There are also structural differences between the polls of different pollsters. These are a result of the methodological choices they make: face-to-face or phone polls, quota sampling, weighting the data based on likelihood to vote or not.

With so many polls going around it is difficult to get a random sample of voters to participate in any one public opinion survey. Survey participants might not be fully representative for the whole electorate.

Pollsters use different adjustments to tackle these problems. However, this leads to structural differences between the results of different polling companies, so-called ‘house effects’.

For example, over the past Dáil, pollster Red C Research has consistently estimated Labour about 1 percentage point higher than the average pollster.

But how do you average two polls if one is conducted today, another one week ago and yet another one 3 weeks old? Just take the average of the three? Weight the more recent ones more heavily perhaps, but by how much exactly?

The Polling Indicator assumes that public opinion changes every day, but only by so much. If Labour was on 10 per cent last week and turns out to poll 18 per cent today, we might question whether one of these polls (or even both) are outliers, which just by chance contains many more or less Labour voters than there are in the general public.

The Polling Indicator assumes that support for a party can go up or down, but that radical changes are quite rare. But if one party is generally more volatile, it will take this into account.

Model

The Irish Polling Indicator uses a sophisticated statistical model to take all of this into account. In practice it means that more recent polls are weighted most heavily in the polling average. Polls with more respondents also feature more prominently, because their random error is smaller. And polls that are radically different from other recent polls are taken with a grain of salt.

The Irish Polling Indicator contains a rather large category of ‘Others/independents’, which lumps together minor parties and independent candidates. It is somewhat complicated to break this down in the context of the Irish Polling Indicator’s model, as these groups have not been consistently reported in polls over the entire parliamentary term.

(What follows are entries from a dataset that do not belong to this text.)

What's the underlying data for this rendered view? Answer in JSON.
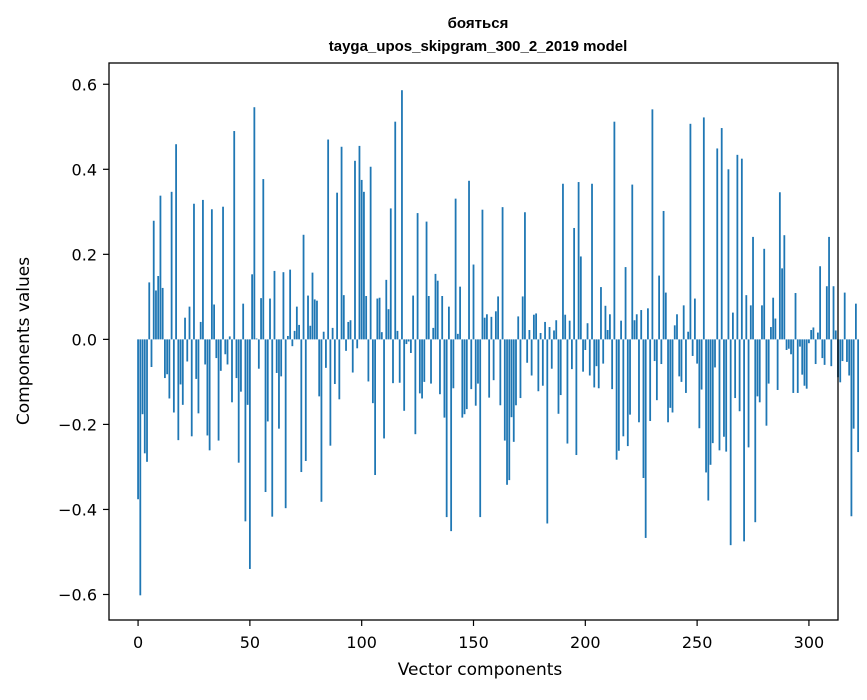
{
  "chart_data": {
    "type": "bar",
    "title": "бояться",
    "subtitle": "tayga_upos_skipgram_300_2_2019 model",
    "xlabel": "Vector components",
    "ylabel": "Components values",
    "xlim": [
      -13,
      313
    ],
    "ylim": [
      -0.66,
      0.65
    ],
    "x_ticks": [
      0,
      50,
      100,
      150,
      200,
      250,
      300
    ],
    "y_ticks": [
      -0.6,
      -0.4,
      -0.2,
      0.0,
      0.2,
      0.4,
      0.6
    ],
    "x_tick_labels": [
      "0",
      "50",
      "100",
      "150",
      "200",
      "250",
      "300"
    ],
    "y_tick_labels": [
      "−0.6",
      "−0.4",
      "−0.2",
      "0.0",
      "0.2",
      "0.4",
      "0.6"
    ],
    "bar_color": "#1f77b4",
    "grid": false,
    "legend": false,
    "values": [
      -0.376,
      -0.602,
      -0.176,
      -0.268,
      -0.288,
      0.134,
      -0.065,
      0.279,
      0.115,
      0.149,
      0.338,
      0.121,
      -0.091,
      -0.082,
      -0.139,
      0.347,
      -0.172,
      0.459,
      -0.237,
      -0.106,
      -0.154,
      0.051,
      -0.052,
      0.077,
      -0.228,
      0.319,
      -0.093,
      -0.174,
      0.041,
      0.328,
      -0.059,
      -0.226,
      -0.261,
      0.306,
      0.082,
      -0.044,
      -0.238,
      -0.074,
      0.312,
      -0.035,
      -0.059,
      0.007,
      -0.148,
      0.49,
      -0.091,
      -0.29,
      -0.123,
      0.084,
      -0.428,
      -0.154,
      -0.54,
      0.153,
      0.546,
      0.002,
      -0.069,
      0.097,
      0.377,
      -0.359,
      -0.193,
      0.096,
      -0.417,
      0.161,
      -0.079,
      -0.21,
      -0.087,
      0.158,
      -0.397,
      0.008,
      0.164,
      -0.016,
      0.02,
      0.077,
      0.034,
      -0.312,
      0.246,
      -0.286,
      0.103,
      0.032,
      0.157,
      0.094,
      0.091,
      -0.134,
      -0.382,
      0.018,
      -0.067,
      0.47,
      -0.25,
      0.027,
      -0.105,
      0.345,
      -0.141,
      0.453,
      0.104,
      -0.027,
      0.041,
      0.045,
      -0.078,
      0.42,
      -0.021,
      0.455,
      0.375,
      0.347,
      0.102,
      -0.099,
      0.406,
      -0.15,
      -0.319,
      0.096,
      0.098,
      0.017,
      -0.233,
      0.14,
      0.071,
      0.308,
      -0.103,
      0.512,
      0.02,
      -0.102,
      0.586,
      -0.168,
      -0.011,
      -0.005,
      -0.032,
      0.103,
      -0.223,
      0.297,
      -0.127,
      -0.139,
      -0.1,
      0.277,
      0.102,
      -0.104,
      0.027,
      0.154,
      0.138,
      -0.129,
      0.102,
      -0.184,
      -0.418,
      0.077,
      -0.451,
      -0.115,
      0.331,
      0.013,
      0.124,
      -0.184,
      -0.176,
      -0.164,
      0.373,
      -0.117,
      0.176,
      -0.156,
      -0.104,
      -0.418,
      0.305,
      0.051,
      0.059,
      -0.137,
      0.053,
      -0.096,
      0.066,
      0.101,
      -0.155,
      0.311,
      -0.238,
      -0.342,
      -0.331,
      -0.183,
      -0.241,
      -0.155,
      0.054,
      -0.138,
      0.101,
      0.299,
      -0.055,
      0.022,
      -0.085,
      0.058,
      0.061,
      -0.122,
      0.015,
      -0.109,
      0.041,
      -0.433,
      0.029,
      -0.069,
      0.021,
      0.045,
      -0.175,
      -0.131,
      0.366,
      0.058,
      -0.245,
      0.044,
      -0.07,
      0.262,
      -0.272,
      0.37,
      0.195,
      -0.076,
      -0.025,
      0.038,
      -0.085,
      0.366,
      -0.113,
      -0.063,
      -0.115,
      0.123,
      -0.057,
      0.079,
      0.022,
      0.059,
      -0.117,
      0.512,
      -0.283,
      -0.262,
      0.044,
      -0.228,
      0.17,
      -0.251,
      -0.177,
      0.364,
      0.045,
      0.059,
      -0.195,
      0.069,
      -0.326,
      -0.467,
      0.073,
      -0.192,
      0.541,
      -0.051,
      -0.143,
      0.15,
      -0.058,
      0.302,
      0.11,
      -0.195,
      -0.161,
      -0.172,
      0.033,
      0.059,
      -0.087,
      -0.1,
      0.08,
      -0.126,
      0.018,
      0.507,
      -0.039,
      0.096,
      -0.057,
      -0.209,
      -0.118,
      0.522,
      -0.313,
      -0.379,
      -0.295,
      -0.244,
      -0.066,
      0.449,
      -0.261,
      0.497,
      -0.229,
      -0.264,
      0.4,
      -0.484,
      0.063,
      -0.138,
      0.434,
      -0.169,
      0.425,
      -0.475,
      0.104,
      -0.254,
      0.08,
      0.241,
      -0.43,
      -0.134,
      -0.148,
      0.08,
      0.213,
      -0.203,
      -0.104,
      0.029,
      0.098,
      0.049,
      -0.119,
      0.346,
      0.167,
      0.245,
      -0.025,
      -0.022,
      -0.035,
      -0.126,
      0.109,
      -0.126,
      -0.017,
      -0.083,
      -0.109,
      -0.116,
      -0.009,
      0.022,
      0.028,
      -0.058,
      0.016,
      0.172,
      -0.044,
      -0.06,
      0.125,
      0.241,
      -0.063,
      0.125,
      0.021,
      -0.089,
      -0.101,
      -0.051,
      0.11,
      -0.053,
      -0.085,
      -0.416,
      -0.21,
      0.084,
      -0.265
    ]
  }
}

As a way around this, support for these groups is analysed on a group-by-group basis. Basically, these analyses take into account all of the things the main model also looks at, but it does not guarantee that the support for these parties adds up exactly to the total for ‘Others/independents’.

In practice this is not too important. The breakdown includes three parties (AAA-PBP, Renua and Social Democrats) and Independent candidates/Independent Alliance, so there will be other even smaller parties that are not included in the breakdown.

Therefore the total of Other/Independents is likely to be higher than the sum of the four groups in the breakdown.

Predictions

Does this mean that the Irish Poling Indicator will perfectly predict the outcome of the general election?

No. First of all, polls represent current voting intentions; these might change over the election campaign.

Second, while random error is reduced by combining a lot of information, we should take uncertainty margins into account. Therefore we report these consistently.

Third, in dealing with pollsters’ “house effects” we assume that the average pollster is right. If all pollsters underestimate a party, so will our polling “average”.

If we apply this method to previous elections, we find that it does well for most parties, especially in the 2011 general election. The final Polling Indicator for 2011 deviates by an average of 0.73 per cent from each party’s election result.

Tom Louwerse is Assistant Professor of Political Science at Leiden University, the Netherlands. He started his work on the Irish Polling Indicator when he held the same position at Trinity College, Dublin, between 2013 and 2015.